Senator Warren’s ‘Inappropriate’ Letter to a Judge Echoes Line of Bankman-Fried
The former Harvard law professor should know better than to violate the separation of powers laid out in the Constitution by intervening so baldly in the FTX legal proceeding.
A federal judge is rebuking Senator Warren for what the judge called “an inappropriate ex parte communication” in the bankruptcy case involving FTX, the cryptocurrency exchange led by Sam Bankman-Fried. Ms. Warren, a former Harvard law professor, should know better than to violate the separation of powers laid out in the Constitution by intervening so baldly in a legal proceeding in which neither she personally nor the United States Congress is a party.
Had it been President Trump or even Senator Cruz meddling with an ongoing court case, the television legal ethics experts would have been on the air stoking outrage faster than you can spell Stephen Gillers.
The situation and the reaction illuminate two larger principles.
The first is the partisanship of the press. Had the letter come only from Ms. Warren, the right-wing media might have had a field day with it. Had it been exclusively from Republican senators, the left-wing media might have had a field day with it.
The letter, though, came from Ms. Warren and three other senators, for a total of two Democrats and two Republicans. The senators who joined Ms. Warren were John Hickenlooper of Colorado, Thom Tillis of North Carolina, and Cynthia Lummis of Wyoming.
The only outlet that made a story out of it, as far as I can tell, is Bloomberg. That terminal, at its best, channels the independence of its namesake.
“Judge Slams Senators’ Letter Targeting FTX Bankruptcy Lawyers,” was the Bloomberg headline. It soft-pedaled the attack on Senator Warren, against whom Michael Bloomberg might reasonably bear a grudge, but at least it grasped the gravity of the issue. Bloomberg quoted the judge, John Dorsey, as vowing that the letter “will have no impact on my decisions.”
Because the judge apparently did receive it and read enough of it to label it as “inappropriate,” it’s difficult to know for sure whether it will or won’t affect the judge’s decisions. That’s a good reason why such letters are forbidden — because the public, and the parties, should have confidence that the court is making decisions based on the law and the facts, rather than on the basis of political pressure applied by members of Congress.
Another theme underscored by the Warren letter might be called Warrenism. H.L. Mencken defined Puritanism as: “The haunting fear that someone, somewhere, may be happy.” Warrenism is the haunting fear that someone, somewhere, is earning more money than a Harvard law professor.
Thus the Warren letter’s pointed mention that Sullivan & Cromwell “charged over $8,500,000 in legal fees to FTX prior to bankruptcy for advising FTX on a variety of legal matters.”

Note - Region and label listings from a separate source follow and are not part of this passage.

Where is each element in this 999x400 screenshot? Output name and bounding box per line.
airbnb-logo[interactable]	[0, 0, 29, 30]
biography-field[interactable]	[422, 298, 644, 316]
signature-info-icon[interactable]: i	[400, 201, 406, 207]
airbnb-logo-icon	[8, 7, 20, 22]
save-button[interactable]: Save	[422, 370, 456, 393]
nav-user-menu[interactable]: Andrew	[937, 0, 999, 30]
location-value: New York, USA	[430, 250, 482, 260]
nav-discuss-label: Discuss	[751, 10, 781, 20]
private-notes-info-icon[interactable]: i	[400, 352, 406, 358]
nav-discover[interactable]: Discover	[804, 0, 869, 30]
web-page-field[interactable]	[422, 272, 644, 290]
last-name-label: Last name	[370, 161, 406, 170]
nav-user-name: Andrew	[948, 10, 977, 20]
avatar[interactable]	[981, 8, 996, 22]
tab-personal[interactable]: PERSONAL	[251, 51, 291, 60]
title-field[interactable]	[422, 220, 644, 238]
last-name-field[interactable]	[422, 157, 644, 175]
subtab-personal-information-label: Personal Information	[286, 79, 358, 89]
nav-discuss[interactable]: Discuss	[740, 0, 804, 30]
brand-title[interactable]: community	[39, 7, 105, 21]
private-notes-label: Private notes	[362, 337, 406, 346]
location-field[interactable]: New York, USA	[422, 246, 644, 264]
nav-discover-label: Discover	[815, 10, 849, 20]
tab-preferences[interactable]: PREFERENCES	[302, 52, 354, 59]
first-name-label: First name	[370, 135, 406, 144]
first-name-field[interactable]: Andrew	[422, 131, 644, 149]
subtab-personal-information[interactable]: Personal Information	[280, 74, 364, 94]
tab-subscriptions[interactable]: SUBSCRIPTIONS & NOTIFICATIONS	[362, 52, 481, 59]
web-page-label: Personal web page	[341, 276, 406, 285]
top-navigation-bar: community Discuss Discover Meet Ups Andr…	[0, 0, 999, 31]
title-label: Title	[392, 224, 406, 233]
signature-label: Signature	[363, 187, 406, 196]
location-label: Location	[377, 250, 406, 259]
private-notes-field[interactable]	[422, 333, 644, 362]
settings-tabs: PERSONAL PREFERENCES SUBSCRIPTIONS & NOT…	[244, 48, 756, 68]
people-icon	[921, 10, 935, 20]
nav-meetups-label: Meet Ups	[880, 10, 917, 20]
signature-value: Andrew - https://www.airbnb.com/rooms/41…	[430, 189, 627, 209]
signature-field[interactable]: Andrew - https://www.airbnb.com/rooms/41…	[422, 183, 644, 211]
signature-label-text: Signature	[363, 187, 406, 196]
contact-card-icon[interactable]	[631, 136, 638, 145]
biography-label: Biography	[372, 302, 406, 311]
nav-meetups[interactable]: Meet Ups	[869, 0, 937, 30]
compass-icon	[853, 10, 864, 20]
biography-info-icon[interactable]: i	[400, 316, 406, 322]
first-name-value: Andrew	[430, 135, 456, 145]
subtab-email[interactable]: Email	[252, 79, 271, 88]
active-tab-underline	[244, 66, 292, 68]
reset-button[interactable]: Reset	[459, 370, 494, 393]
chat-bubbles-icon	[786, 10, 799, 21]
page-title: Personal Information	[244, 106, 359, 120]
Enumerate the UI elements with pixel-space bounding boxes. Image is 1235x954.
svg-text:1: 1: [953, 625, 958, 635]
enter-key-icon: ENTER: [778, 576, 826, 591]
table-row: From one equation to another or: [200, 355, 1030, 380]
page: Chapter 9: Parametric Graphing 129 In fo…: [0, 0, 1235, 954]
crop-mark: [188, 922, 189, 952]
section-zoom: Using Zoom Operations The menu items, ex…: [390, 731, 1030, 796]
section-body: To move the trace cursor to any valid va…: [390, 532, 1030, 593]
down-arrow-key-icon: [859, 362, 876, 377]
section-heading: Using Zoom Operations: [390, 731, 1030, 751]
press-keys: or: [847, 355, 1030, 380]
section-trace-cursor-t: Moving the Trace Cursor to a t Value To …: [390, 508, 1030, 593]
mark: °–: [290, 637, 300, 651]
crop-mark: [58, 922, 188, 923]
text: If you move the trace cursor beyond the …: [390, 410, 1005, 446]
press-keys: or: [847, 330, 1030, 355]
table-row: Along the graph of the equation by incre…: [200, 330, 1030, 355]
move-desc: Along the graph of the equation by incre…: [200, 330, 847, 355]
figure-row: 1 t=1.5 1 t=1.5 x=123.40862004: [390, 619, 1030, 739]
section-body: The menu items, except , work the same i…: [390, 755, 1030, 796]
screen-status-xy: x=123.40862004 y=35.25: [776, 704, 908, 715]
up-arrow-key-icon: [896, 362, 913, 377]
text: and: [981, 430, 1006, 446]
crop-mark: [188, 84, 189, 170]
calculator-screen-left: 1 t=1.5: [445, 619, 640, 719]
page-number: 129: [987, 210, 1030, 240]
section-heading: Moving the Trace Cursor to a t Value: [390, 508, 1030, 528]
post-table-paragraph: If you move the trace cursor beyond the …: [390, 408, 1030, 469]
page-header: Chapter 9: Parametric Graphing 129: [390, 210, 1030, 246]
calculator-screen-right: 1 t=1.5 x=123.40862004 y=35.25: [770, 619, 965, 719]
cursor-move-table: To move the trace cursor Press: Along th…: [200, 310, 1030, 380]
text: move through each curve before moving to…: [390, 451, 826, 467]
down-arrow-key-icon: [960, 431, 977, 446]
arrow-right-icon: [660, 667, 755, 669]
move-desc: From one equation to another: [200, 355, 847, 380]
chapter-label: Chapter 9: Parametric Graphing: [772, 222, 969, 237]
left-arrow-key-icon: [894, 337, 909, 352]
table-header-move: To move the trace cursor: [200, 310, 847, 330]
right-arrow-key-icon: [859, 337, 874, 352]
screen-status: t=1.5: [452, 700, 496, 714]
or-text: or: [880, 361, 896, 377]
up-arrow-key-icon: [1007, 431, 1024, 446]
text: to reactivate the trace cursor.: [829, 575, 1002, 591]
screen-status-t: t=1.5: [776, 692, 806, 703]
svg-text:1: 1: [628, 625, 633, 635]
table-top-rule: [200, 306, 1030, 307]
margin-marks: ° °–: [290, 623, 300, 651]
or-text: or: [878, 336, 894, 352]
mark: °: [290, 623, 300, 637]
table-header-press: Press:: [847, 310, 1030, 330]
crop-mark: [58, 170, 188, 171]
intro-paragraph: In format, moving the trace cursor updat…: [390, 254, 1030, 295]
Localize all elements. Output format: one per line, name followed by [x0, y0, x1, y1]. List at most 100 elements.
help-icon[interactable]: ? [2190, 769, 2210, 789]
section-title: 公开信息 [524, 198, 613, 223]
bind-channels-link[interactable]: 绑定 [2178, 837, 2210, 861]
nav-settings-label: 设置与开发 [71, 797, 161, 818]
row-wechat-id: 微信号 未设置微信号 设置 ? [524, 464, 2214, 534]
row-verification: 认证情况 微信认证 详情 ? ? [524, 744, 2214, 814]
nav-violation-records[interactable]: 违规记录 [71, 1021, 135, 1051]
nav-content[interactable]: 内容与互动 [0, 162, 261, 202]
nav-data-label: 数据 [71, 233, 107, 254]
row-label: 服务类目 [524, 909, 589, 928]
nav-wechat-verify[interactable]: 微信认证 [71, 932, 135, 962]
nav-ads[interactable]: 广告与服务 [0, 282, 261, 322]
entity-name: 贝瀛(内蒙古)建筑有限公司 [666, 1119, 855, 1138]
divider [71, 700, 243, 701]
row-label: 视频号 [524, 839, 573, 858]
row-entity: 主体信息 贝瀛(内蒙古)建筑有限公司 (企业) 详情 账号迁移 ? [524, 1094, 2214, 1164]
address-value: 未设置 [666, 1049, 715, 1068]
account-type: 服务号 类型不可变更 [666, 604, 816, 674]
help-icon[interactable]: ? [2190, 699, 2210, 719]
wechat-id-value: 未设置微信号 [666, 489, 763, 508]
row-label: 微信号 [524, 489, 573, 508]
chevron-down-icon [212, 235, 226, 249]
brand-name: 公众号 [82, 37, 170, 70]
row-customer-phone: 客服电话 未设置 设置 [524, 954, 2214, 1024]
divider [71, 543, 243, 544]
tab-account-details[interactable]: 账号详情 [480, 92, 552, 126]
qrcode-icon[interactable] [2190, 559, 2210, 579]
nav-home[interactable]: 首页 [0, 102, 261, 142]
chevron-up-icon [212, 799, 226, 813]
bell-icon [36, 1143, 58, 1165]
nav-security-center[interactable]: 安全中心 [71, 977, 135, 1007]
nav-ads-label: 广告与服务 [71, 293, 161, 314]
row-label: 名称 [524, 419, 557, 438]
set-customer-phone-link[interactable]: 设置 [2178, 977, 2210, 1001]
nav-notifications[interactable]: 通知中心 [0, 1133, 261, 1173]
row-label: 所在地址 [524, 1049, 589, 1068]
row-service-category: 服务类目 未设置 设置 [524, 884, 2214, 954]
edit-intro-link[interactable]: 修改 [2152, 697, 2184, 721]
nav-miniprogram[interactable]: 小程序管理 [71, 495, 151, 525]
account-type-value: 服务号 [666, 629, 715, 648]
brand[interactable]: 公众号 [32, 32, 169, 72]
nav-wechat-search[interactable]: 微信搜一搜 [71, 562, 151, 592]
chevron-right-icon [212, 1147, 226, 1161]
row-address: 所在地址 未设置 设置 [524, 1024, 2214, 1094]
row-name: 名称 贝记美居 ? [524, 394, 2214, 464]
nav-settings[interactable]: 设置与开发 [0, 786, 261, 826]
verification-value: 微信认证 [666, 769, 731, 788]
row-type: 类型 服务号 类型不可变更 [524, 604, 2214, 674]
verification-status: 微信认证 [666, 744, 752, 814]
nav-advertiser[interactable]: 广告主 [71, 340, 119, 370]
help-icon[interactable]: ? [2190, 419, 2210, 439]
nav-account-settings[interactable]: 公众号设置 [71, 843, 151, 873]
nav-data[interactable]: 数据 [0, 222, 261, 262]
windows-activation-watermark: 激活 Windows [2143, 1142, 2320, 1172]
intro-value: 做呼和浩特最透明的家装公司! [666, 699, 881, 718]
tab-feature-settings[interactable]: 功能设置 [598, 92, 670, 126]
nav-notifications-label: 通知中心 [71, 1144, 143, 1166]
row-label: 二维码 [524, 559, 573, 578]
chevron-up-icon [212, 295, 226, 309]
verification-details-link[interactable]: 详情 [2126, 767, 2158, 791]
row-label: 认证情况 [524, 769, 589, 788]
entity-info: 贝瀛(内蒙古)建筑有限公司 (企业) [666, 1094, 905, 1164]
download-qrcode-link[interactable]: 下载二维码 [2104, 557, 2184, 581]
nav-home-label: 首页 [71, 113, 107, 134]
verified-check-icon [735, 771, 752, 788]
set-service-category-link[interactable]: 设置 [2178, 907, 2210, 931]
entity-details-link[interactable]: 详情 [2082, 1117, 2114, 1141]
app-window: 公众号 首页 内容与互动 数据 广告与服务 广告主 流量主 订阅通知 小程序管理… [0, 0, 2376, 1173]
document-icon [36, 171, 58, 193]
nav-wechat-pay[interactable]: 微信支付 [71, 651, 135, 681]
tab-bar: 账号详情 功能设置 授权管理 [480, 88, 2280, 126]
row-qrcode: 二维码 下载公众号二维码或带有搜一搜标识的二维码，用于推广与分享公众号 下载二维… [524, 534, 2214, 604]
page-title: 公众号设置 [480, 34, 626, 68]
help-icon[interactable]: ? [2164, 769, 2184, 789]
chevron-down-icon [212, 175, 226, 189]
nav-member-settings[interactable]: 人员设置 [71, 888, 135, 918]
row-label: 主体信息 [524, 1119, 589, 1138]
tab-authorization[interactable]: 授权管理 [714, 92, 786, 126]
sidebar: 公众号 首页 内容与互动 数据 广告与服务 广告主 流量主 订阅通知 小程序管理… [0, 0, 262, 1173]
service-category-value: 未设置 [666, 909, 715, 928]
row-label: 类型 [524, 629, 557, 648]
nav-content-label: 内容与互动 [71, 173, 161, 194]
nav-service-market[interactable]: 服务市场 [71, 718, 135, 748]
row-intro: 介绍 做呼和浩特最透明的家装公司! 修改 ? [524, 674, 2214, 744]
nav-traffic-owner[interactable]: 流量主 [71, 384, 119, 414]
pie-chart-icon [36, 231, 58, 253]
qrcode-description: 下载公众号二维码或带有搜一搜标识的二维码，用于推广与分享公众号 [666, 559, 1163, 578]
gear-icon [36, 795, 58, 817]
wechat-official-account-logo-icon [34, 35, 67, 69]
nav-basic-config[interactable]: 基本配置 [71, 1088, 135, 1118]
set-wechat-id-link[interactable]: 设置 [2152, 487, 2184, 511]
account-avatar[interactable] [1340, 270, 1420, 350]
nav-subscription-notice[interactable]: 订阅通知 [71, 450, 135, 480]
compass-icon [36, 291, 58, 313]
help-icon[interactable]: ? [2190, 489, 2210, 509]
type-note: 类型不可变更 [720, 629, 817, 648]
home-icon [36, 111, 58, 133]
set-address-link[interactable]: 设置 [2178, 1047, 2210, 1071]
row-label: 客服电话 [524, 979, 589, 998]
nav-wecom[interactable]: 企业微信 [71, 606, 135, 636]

Eight and a half million may sound like a large sum, even after the Biden-Warren-Schumer-Sanders inflation, but it pales beside the more than $37 million Bankman-Fried poured into political donations, largely to Democrats, in the 2021-22 political cycle alone. Those donations included sums channeled through the Massachusetts Democratic State Committee ($10,000 on October 7, 2022) in Ms. Warren’s state.
Sam Bankman-Fried’s father, a Stanford law professor, Joseph Bankman, donated $2,500 to Ms. Warren’s Senate campaign in December 2011; Mr. Bankman-Fried’s mother, a Stanford law professor, Barbara Fried, gave the Warren campaign $2,700 in 2017 and $2,500 in December 2011, according to Federal Election Commission records.
The anti-Sullivan & Cromwell tune being sounded by Ms. Warren is suspiciously similar to the negativity being sounded by Mr. Bankman-Fried, who in December publicly blamed the firm for “pressuring me to quickly file for Chapter 11.” Mr. Bankman-Fried has pleaded not guilty to criminal fraud and other federal charges related to the collapse of FTX.
Disclosure of potential conflicts is an important principle in bankruptcy law, and bankruptcy itself is a mixed constitutional creation, as it involves not only federal judges but also the U.S. bankruptcy trustee, which is part of the Department of Justice. Regardless, Judge Dorsey is perfectly capable of sorting out the issues without Senator Warren appointing herself as his law clerk. That grab exceeds the Senate’s enumerated Article I power to enact “uniform laws on the subject of bankruptcies.”
The tantalizing thing is that the Senate meddling in the bankruptcy case could be a preview of attempted interference in the criminal trial. Perhaps the weeks ahead will see the politicians to whom Mr. Bankman-Fried donated writing ex parte letters on his behalf to the judge in his criminal case.
Here’s hoping that the criminal judge rejects any such meddling as emphatically as did the bankruptcy judge. Such letters belong in the sentencing phase, if it comes to that.
As for the senators, the ultimate judge and jurors in their cases are the voters. With any luck, they will eventually hold Ms. Warren to account for eroding the rule of law.